Wave filmmaking techniques such as sharp editing, fast-paced shots and fourth wall breaking, all serving as a constant reminder that we are watching a film. In that sense, we could say that Goodfellas is ‘a piece of documentary film fiction, a docudrama of sorts.’ With The Godfather, on the other hand, Coppola takes a more distant, clearly objective approach. The film is highly novelistic in scope and structure, acting more like a novel than an actual film, whose shot transitions are smooth, softened through lap dissolves, emulating the delicate and intimate nature of page-turning. The Godfather is, therefore, rightfully described as cinematic literature, one that emphasises ‘lavish, operatic ritual [over] plot and fast action’. Not only that but Coppola’s conventional style of filmmaking echoes classical Hollywood, through its inheritance of ‘the traditions of the novel, theatre and especially opera and movies’.

Another importantly distinct characteristic of The Godfather’s style is its cinematography of shadows, which is fairly absent from Scorsese’s film, which utilises more vibrant and saturated colour pallets. Marcia J. Citron suggests that the film is visibly marked by ‘a dark-and-light contrast [that] is so operatic and so openly symbolic that it perfectly expresses the basic nature of the material.’ In this way, seemingly simple conversation scenes (such as the opening sequence) are given more gravity and density, allowing the viewers to make up their own meanings behind every frame. Likewise, Coppola employs the use of sepia tones and gold-tinted lenses, which alludes to a longing for the past, as well as signals the story’s possible romanticisation and glamorisation of the Mafia. This “colouring”, however, is mostly noticeable in the scenes from Sicily, implying a yearning for not only the past, but a lost culture – which now seems to be solely reduced to an association with the crime underworld.

In conclusion, the differences between the two films are easily discernible, but the two directors’ approach in theme and style is what makes the contrast even more clear.

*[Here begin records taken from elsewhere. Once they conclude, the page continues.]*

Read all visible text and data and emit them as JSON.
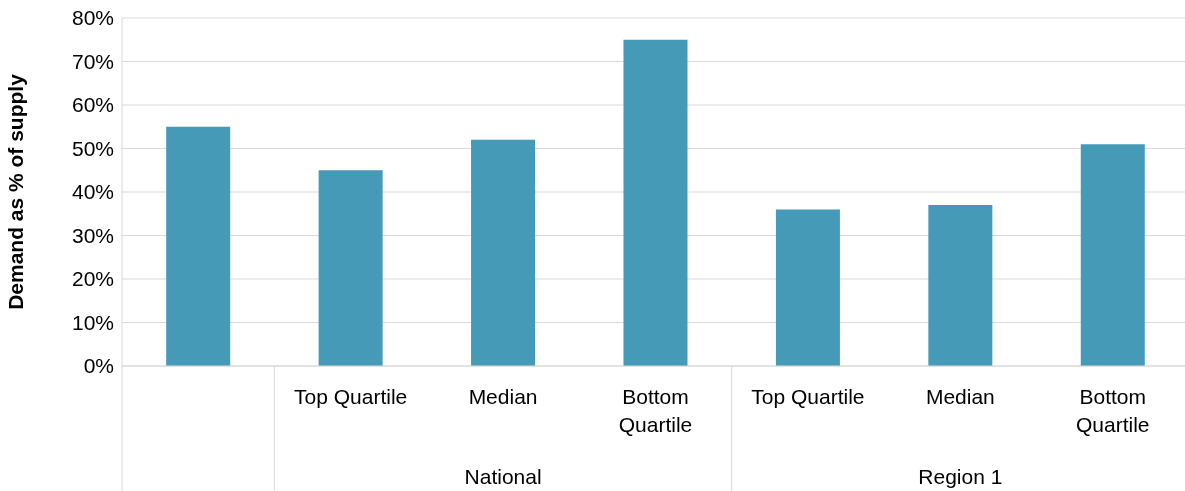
{
  "chart_data": {
    "type": "bar",
    "ylabel": "Demand as % of supply",
    "categories": [
      null,
      "Top Quartile",
      "Median",
      "Bottom Quartile",
      "Top Quartile",
      "Median",
      "Bottom Quartile"
    ],
    "values": [
      55,
      45,
      52,
      75,
      36,
      37,
      51
    ],
    "color": "#459ab8",
    "ylim": [
      0,
      80
    ],
    "yticks": [
      {
        "value": 0,
        "label": "0%"
      },
      {
        "value": 10,
        "label": "10%"
      },
      {
        "value": 20,
        "label": "20%"
      },
      {
        "value": 30,
        "label": "30%"
      },
      {
        "value": 40,
        "label": "40%"
      },
      {
        "value": 50,
        "label": "50%"
      },
      {
        "value": 60,
        "label": "60%"
      },
      {
        "value": 70,
        "label": "70%"
      },
      {
        "value": 80,
        "label": "80%"
      }
    ],
    "grid": "y",
    "annotations": [
      "National",
      "Region 1"
    ]
  }
}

Both films belong to the gangster genre, yet Scorsese and Coppola make sure to show that they are far more than that, as they add layers of meaning to almost every aspect in the film. We are introduced to stories of moral ambiguity, poisoned righteousness and violent entitlement. In The Godfather, everything is justifiable (either pure business or for the family); there is always a sensible reason behind everything. The characters do not believe to be doing any wrong, and we are also shown that they are not – we are provided with reason.

In Goodfellas, the characters too believe that there is nothing wrong or amoral about their actions, but yet we are shown no reason. The sole motivation appearing to be simply a thirst for power. Instead, Scorsese shows us the way it actually is, using Henry’s voice-over as a way of juxtaposing his words with the visuals, simultaneously disclosing how these people involved with the mob are actually feeling about it, while at the same time showing us how we should actually see it and take it: that murder is never justifiable, that violence is not always the answer, and that conflict should not be resolved by force. Although in the world of The Godfather, it might just be. Still, we might argue that there is no real accounting of how the Mafia actually works; that it remains a mystery to the world, because after all, that is what they truly want.